Structural biology is devoted to creating three-dimensional pictures of microscopic bits and pieces of living systems. Such pictures lie at the heart of biological discovery, from the development of new drugs to the understanding of how cells carry out their various processes. Famous structural biology studies have involved DNA, virus particles, and the rugged landscape on the surfaces of cells.

However, protein molecules are by far the most common objects studied. They do all the work in living systems, and are therefore often sites at which drugs act. For example, a protein often has a cleft in its surface called the active site, where the most important functions of the molecule take place. By popping a synthetic substance—a drug—into this active site, we can alter the actions of the protein. Aspirin binds in the active site of a protein whose normal job is to synthesize messenger molecules that signal an inflammatory response. By blocking the active site, aspirin reduces the synthesis of this messenger, and inflammation subsides. It is easy to imagine how knowing the detailed structure of the cleft helps design a new drug.

The NYSBC provides state-of-the-art instrumentation for electron microscopy (EM), nuclear magnetic resonance (NMR), and x-ray crystallography—all powerful tools for making molecular pictures.

Szyperski had been a major user of the NMR facilities, which yield three-dimensional pictures of smaller proteins.
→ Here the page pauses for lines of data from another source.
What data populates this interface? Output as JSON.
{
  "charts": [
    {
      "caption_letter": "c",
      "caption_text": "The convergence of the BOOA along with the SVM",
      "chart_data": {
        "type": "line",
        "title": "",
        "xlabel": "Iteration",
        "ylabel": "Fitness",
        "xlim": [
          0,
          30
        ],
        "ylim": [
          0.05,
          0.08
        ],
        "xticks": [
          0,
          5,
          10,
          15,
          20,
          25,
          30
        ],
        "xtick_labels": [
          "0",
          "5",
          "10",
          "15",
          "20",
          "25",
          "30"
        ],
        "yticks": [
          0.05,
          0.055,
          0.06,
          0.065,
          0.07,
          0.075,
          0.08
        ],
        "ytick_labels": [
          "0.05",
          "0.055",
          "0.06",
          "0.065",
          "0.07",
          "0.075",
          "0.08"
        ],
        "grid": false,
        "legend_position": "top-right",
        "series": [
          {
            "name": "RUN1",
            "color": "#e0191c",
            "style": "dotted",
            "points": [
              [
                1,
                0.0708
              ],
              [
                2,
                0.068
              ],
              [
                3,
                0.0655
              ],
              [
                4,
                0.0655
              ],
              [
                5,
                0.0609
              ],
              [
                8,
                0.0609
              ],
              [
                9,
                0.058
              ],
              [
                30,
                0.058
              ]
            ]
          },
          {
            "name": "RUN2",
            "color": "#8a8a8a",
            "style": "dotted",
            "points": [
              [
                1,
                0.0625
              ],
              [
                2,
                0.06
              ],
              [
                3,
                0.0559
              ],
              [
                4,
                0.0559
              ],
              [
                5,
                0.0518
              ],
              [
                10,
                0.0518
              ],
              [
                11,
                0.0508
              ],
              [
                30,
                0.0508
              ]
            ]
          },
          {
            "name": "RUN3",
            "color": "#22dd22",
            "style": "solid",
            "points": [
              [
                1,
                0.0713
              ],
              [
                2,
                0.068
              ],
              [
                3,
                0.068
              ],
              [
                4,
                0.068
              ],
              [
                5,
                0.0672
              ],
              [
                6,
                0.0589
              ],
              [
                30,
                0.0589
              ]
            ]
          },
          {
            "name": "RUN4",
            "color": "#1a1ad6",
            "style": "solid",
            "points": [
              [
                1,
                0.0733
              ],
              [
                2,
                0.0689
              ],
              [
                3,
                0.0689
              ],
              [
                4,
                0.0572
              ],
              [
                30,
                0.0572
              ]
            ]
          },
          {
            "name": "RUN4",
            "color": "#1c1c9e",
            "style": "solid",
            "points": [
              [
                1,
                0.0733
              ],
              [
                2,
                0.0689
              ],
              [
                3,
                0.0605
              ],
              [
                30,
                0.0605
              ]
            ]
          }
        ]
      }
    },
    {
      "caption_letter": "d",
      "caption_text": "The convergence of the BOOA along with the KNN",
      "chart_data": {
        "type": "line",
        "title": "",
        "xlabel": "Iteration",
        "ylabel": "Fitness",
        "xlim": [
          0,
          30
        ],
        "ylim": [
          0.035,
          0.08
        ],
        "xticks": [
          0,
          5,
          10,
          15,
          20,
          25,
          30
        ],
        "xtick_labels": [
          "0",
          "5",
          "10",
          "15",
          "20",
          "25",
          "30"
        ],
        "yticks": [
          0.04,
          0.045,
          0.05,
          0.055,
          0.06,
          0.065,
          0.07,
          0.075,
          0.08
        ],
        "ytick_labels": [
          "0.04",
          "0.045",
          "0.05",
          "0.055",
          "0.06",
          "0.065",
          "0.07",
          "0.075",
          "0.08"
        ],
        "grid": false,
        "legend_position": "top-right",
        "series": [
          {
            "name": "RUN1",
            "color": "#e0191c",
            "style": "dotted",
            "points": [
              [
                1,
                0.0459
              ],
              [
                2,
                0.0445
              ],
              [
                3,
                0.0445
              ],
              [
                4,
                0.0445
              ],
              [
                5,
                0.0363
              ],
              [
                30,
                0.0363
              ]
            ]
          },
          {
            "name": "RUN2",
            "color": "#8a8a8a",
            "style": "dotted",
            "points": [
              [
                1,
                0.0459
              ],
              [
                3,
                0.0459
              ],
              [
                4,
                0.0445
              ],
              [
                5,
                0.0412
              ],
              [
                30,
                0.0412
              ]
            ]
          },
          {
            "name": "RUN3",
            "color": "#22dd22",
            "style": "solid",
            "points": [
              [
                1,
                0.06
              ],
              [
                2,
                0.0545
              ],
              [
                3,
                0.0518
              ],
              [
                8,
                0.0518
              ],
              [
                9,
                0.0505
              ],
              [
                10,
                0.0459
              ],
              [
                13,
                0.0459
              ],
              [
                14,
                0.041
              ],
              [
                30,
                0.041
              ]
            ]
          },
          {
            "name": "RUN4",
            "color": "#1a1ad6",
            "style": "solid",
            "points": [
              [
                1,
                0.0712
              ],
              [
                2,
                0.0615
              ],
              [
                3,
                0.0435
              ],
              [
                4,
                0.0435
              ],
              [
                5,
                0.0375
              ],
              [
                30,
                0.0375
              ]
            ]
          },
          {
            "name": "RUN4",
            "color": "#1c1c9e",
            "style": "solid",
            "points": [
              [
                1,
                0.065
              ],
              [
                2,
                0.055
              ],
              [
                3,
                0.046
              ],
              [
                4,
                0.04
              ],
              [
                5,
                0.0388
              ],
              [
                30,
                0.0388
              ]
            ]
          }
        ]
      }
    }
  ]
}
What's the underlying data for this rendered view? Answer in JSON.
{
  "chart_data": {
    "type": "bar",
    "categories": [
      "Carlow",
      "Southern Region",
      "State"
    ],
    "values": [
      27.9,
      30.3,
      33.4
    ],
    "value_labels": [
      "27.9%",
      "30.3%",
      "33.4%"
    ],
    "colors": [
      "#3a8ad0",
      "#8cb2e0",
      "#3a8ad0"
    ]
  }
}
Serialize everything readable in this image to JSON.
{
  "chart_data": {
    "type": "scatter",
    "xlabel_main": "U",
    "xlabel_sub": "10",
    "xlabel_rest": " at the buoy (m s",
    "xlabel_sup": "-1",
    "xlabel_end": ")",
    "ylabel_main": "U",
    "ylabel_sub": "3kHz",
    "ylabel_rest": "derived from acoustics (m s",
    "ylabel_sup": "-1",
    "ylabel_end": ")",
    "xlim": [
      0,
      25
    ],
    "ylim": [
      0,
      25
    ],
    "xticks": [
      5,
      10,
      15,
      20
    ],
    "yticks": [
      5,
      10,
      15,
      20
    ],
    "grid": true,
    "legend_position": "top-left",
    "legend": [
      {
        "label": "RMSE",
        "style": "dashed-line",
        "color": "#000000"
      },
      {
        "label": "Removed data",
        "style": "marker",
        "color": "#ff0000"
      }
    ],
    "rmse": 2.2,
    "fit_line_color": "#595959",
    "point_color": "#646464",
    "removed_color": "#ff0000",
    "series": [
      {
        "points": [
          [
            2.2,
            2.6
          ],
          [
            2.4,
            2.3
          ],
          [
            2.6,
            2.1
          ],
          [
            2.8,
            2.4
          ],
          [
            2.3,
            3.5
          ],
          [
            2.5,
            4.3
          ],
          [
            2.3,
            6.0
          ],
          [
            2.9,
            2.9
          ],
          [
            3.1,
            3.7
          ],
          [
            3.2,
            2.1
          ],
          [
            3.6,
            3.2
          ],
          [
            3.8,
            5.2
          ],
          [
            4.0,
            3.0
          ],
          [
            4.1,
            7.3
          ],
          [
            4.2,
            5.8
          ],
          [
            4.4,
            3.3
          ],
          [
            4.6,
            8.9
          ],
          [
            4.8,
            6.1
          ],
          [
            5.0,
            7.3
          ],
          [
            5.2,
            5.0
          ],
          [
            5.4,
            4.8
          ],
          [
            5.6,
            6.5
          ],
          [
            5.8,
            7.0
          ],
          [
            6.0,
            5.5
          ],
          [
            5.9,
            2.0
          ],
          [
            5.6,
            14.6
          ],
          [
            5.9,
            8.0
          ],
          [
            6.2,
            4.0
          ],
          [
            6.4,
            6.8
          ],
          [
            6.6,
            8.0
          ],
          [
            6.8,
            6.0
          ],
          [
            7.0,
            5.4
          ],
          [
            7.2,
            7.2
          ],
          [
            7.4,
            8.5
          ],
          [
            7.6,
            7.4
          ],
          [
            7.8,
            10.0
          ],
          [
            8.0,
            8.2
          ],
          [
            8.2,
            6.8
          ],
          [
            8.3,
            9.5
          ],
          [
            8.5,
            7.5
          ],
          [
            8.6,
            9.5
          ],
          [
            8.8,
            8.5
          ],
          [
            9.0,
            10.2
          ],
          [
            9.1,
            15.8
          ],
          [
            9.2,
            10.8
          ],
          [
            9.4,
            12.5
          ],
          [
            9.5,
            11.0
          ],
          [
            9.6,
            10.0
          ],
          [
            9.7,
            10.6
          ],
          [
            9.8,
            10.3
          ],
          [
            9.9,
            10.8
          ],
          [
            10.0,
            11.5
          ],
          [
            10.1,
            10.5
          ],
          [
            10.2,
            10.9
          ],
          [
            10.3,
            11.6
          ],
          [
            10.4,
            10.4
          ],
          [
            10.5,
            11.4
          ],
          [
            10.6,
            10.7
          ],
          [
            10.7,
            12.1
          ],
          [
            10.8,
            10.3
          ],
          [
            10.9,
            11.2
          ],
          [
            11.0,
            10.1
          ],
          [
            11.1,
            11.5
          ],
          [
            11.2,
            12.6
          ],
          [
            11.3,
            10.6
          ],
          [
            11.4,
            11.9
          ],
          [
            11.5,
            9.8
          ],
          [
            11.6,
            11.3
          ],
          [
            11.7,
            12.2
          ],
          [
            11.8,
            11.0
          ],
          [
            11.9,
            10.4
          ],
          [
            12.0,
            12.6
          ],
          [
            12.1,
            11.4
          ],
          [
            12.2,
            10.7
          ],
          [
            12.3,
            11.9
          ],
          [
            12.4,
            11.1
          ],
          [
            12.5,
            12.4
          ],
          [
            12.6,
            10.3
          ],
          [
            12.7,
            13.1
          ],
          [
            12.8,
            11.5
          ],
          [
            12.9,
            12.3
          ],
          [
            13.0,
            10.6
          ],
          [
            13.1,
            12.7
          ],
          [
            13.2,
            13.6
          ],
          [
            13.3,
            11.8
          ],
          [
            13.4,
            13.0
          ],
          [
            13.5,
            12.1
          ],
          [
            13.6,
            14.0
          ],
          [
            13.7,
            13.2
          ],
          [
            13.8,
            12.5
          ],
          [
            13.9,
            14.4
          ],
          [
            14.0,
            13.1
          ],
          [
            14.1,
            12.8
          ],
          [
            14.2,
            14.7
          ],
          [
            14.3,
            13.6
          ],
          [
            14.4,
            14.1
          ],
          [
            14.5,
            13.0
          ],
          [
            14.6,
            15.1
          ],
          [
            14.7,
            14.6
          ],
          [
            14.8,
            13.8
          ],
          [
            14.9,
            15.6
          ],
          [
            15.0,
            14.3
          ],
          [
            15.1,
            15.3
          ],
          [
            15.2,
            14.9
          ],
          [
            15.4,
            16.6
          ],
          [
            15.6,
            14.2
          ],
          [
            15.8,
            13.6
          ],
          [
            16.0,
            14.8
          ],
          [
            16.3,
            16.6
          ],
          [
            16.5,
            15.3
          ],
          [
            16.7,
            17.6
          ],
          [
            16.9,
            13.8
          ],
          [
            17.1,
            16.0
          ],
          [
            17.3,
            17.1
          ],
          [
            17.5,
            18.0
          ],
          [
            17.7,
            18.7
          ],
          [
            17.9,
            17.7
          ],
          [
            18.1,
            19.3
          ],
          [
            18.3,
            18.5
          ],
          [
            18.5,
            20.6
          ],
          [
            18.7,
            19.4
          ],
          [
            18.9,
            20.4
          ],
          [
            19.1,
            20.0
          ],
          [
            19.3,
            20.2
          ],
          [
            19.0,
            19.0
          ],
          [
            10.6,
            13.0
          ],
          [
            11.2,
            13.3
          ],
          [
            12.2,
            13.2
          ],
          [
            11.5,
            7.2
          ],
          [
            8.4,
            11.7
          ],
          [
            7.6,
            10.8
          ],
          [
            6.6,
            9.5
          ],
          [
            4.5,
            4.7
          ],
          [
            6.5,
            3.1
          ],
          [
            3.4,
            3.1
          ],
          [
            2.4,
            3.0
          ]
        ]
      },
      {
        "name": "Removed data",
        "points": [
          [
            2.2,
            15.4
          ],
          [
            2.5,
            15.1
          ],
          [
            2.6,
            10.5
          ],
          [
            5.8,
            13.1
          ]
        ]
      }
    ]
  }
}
NMR also has a uniquely powerful capability to identify the innate flexibility of each part of a molecule. NMR shares most of its technology with magnetic resonance imaging, used by physicians to probe the interior of our bodies. But NMR is examining objects perhaps a billion times smaller than the organs studied by MRI. Both methods rely on the same physical effect. In certain types of atoms the nucleus—the tiny heavy core at the center of an atom—acts as a micro-magnet with a north and south pole. This is where the “nuclear magnetic” part of the name comes from.

The “resonance” part of the name is harder to explain briefly—or at all, for that matter.

The axis of each of these nuclei is constantly in motion, wobbling in space rather like the axis of a top. The exact speed of the wobble varies from atom to atom, and is influenced by it neighbors. NMR is able to measure the mutual effects of pairs of nuclei, and deduce from this the distance between them. By measuring the distances between thousands of pairs of nuclei in a protein, NMR jocks can tease out a picture of both the protein itself, and its pattern of flexibility.

Loss of access to the NYSBC has damaged Szyperski’s personal research program. ”Our research group participates in the Northeast Structural Genomics Consortium, a large-scale center funded by the National Institutes of Health since 2000,” he explains. “Our access to the powerful NMR machines available at the NYSBC has been critical in for our projects in this Consortium. After the bailout, we were forced to explore other options to gain access to such highest field instrumentation. It was painful.”

SUNY will be paying for a long time for its withdrawal from the center.

Eaton Lattman, PhD, is director of the Hauptman Woodward Research Institute.This column is one of an occasional series exploring news about science and technology in and around Buffalo.